Description
This recording of Beethoven Trios follows the Van Baerle Trio's album dedicated to Mendelssohn's piano trios, and their debut CD, which featured works by Saint-Saëns, Loevendie and Ravel, received an Edison Award in 2013.
Beethoven's primary reason for settling in Vienna in 1792 was to study with Joseph Haydn. Beethoven's three Piano Trios op. 1 were the first compositions that he deemed important enough to give an opus number and were dedicated to Prince Karl Lichnowsky, one of his patrons. The trios contain four movements rather than the three that had been traditional in this genre. Although changes from major to minor had been common in the music of previous generations, where they would normally apply to just the last chord, Beethoven employs this technique more extensively.

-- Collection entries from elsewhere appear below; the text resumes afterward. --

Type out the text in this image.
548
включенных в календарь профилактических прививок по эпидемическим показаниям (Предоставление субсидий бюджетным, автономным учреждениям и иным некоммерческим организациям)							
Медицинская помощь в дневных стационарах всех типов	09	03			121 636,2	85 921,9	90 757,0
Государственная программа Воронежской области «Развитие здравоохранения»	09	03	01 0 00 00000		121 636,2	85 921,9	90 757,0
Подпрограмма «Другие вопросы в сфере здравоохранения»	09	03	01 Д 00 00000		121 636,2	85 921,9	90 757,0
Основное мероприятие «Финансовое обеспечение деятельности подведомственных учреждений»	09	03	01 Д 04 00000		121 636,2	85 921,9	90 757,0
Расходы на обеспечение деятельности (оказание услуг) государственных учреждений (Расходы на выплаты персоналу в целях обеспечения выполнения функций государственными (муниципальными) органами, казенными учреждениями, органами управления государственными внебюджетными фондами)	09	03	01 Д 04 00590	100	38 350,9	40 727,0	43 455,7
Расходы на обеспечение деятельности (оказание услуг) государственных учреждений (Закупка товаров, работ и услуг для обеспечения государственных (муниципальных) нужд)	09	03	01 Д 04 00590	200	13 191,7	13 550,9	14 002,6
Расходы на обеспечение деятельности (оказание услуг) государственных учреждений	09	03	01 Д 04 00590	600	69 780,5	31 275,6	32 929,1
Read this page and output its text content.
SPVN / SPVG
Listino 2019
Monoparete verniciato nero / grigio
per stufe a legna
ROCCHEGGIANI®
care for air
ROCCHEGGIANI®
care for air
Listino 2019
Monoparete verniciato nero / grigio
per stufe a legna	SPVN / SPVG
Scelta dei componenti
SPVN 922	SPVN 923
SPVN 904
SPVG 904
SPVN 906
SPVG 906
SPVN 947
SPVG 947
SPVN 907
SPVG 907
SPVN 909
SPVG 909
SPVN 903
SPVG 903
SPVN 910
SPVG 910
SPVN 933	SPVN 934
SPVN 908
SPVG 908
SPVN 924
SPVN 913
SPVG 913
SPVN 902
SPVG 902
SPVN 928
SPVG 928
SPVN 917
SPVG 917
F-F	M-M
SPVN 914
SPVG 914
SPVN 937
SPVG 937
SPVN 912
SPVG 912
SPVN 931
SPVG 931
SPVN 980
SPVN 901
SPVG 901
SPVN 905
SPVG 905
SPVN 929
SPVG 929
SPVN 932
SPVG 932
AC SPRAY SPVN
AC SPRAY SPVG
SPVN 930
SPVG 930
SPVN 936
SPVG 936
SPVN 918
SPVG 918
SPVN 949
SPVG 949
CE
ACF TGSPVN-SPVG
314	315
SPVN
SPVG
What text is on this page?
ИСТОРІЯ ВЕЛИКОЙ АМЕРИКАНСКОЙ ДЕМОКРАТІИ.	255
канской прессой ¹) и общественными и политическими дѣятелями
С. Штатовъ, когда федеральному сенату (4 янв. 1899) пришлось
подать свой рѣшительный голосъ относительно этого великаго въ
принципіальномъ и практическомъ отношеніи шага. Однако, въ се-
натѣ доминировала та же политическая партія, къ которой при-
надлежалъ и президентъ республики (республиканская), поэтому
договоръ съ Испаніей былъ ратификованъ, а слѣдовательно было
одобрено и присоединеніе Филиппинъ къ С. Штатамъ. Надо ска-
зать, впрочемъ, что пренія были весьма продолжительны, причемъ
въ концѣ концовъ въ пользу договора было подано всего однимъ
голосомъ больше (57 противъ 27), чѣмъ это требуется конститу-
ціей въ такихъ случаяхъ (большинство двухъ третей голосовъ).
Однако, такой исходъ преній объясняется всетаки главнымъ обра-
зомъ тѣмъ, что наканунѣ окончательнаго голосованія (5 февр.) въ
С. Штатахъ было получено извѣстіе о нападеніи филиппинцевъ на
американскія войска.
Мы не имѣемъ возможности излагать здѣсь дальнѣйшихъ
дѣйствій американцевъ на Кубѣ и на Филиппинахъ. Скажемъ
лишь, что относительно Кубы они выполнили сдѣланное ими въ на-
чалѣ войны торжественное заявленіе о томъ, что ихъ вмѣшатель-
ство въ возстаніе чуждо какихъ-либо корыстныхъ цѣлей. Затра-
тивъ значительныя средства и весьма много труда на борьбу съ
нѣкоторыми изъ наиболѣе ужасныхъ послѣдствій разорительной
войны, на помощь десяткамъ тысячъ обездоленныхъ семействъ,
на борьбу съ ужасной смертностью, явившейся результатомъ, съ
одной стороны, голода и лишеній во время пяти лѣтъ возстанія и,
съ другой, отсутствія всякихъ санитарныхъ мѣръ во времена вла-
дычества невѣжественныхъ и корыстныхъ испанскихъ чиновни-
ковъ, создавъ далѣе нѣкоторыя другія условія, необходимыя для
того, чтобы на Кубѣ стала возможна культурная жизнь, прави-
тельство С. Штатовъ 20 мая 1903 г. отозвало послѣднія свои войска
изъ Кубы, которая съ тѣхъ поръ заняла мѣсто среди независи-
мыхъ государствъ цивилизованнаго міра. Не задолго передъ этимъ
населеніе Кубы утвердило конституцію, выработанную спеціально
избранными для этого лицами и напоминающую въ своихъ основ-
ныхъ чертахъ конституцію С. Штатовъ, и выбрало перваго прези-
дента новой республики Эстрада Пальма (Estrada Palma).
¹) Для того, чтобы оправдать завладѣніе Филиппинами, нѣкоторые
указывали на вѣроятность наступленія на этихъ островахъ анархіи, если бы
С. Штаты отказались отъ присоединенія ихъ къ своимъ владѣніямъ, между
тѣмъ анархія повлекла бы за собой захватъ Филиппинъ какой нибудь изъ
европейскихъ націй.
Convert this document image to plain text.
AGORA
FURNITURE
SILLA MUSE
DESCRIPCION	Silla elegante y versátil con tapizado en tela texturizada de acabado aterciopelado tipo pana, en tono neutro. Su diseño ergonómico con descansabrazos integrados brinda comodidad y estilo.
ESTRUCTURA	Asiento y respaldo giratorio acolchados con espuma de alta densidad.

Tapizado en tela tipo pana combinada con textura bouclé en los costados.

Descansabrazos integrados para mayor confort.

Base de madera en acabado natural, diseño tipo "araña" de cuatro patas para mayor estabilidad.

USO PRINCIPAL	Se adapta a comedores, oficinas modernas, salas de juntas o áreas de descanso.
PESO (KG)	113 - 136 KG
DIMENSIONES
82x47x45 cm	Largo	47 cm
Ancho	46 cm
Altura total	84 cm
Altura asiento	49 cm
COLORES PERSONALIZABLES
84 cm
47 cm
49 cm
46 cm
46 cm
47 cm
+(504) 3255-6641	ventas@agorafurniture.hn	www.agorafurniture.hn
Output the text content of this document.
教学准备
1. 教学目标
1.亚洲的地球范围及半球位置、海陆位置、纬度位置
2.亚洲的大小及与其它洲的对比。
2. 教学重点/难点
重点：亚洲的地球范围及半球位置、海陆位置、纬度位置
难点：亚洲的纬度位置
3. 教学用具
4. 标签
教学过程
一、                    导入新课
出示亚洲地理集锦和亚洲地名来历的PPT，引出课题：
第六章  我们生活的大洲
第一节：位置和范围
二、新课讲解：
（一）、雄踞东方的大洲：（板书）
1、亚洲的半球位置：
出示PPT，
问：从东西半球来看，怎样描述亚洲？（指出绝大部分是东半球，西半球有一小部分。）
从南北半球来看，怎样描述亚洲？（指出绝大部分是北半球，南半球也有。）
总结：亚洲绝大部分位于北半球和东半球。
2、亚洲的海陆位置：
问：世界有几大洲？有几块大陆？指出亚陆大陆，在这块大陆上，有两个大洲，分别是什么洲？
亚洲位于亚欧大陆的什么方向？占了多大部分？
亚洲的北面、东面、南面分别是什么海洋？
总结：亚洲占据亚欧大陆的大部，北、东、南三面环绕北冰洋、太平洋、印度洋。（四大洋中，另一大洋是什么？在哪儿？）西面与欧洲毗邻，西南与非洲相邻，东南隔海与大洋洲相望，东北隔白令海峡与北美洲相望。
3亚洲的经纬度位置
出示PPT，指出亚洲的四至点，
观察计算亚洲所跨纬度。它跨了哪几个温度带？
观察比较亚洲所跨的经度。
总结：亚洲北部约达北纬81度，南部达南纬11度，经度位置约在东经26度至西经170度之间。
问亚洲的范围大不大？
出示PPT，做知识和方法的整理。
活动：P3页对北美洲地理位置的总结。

Beethoven dedicated the Trio op. 11 to Maria Wilhelmine Countess of Thun-Hohenstein. He tried to make it a particularly attractive publication for the Viennese public: the trio could be performed with a clarinet instead of a violin, a flexible approach to instrumentation to increase its marketability. In addition, the last movement consists of a theme from Joseph Weigl's comic opera L'amor marinaro, followed by a series of variations. At the time when Beethoven wrote this trio, Weigl's opera was very popular in Vienna.
The Van Baerle Trio was founded in 2004 by the pianist Hannes Minnaar, violinist Maria Milstein and cellist Gideon den Herder. The name of the trio refers to the street where the three musicians met during their studies at the Conservatorium van Amsterdam.